JN's pretending to be LK today, but I guess most of us can pick him out. Identify his style. At least, preaching on a concrete event such as this is easier for most of us than dealing with JN's more 'spiritualised' (for want of a better word) efforts. Or so some of those who contact me from time to time seem to believe. I admit it's sometimes the case for me. Concrete imagery better reaches most people in most congregations, even some who think they're more highfalutin than that!
Is the then Jewish view that respectable women kept their hair covered any more than another way of keeping women in submission? One man, one family keeping her for himself / themselves? Where might the argument go from here? Muslim women may need to address that issue in the light of the continuing controversy over the wearing of the hijab. Do we Christians still have our subtle or not so subtle ways of doing the same thing? Is it at root part of God's people's inability to cope as well as we might with issues of sexuality? Is it at base an attempt to keep God from being seduced? The mind boggles!
That Mary breaks through the 'respectibility barrier' by letting her hair down in public poses a question of how often we don't do what we might feel moved to do for someone because we're too concerned about, proud of our respectability quotient'?
Mary's anointing foreshadows Jesus' death, just as her raised brother Lazarus foreshadows his resurrection. Are we living as those already anointed for death (in our baptism) & 'brought back to life' in Jesus' resurrection? Mary's act also prefigures the Son of God washing grubby human feet in the upper room. Is it even thinkable that Mary's humility in not only anointing but also drying Jesus' feet with her hair makes such a mark on him that he makes the act his own? Is she going to be one of those waiting on the menfolk at the last supper? With Martha? Did they, or whichever other women were there, 'communicate'?
JN blackens Judas' name, albeit at a safe distance. It's far easier to blacken someone's name than to help them attain, or recover, a good one.

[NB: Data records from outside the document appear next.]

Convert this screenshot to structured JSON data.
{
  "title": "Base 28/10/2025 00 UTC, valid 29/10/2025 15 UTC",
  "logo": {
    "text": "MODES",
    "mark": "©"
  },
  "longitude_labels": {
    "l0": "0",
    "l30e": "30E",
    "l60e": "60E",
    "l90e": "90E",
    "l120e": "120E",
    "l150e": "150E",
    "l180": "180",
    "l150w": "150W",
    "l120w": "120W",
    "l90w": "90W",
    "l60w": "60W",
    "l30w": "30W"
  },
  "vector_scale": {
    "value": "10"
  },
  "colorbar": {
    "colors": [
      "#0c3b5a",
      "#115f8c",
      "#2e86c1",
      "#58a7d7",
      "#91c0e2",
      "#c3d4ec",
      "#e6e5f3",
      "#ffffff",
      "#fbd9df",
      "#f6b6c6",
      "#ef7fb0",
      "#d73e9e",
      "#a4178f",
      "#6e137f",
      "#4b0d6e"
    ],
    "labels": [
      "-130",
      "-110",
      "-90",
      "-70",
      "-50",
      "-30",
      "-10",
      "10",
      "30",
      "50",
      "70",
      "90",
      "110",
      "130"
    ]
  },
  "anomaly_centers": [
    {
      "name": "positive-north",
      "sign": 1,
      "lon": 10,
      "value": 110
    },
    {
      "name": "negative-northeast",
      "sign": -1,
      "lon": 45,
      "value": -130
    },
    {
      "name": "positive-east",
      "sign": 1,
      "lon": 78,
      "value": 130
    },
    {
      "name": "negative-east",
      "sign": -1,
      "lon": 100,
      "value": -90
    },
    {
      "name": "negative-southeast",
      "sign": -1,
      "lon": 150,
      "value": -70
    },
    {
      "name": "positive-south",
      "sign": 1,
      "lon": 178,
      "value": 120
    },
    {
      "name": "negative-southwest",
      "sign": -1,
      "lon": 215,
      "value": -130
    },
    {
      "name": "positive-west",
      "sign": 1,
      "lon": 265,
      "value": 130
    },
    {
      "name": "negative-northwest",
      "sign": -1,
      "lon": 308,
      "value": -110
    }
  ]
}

Do we ever hide behind the smokescreen of 'there'll always be poor about' to avoid grasping the nettle of why someone is poor - I'm talking at personal, local level - & doing something about it? At the other end of the scale, Governments have developed particular expertise in this field. A former prime Minister of Australia said a few years back that 'no Australian child would live in poverty by.....' It didn't happen. It'll never 'appen, will it?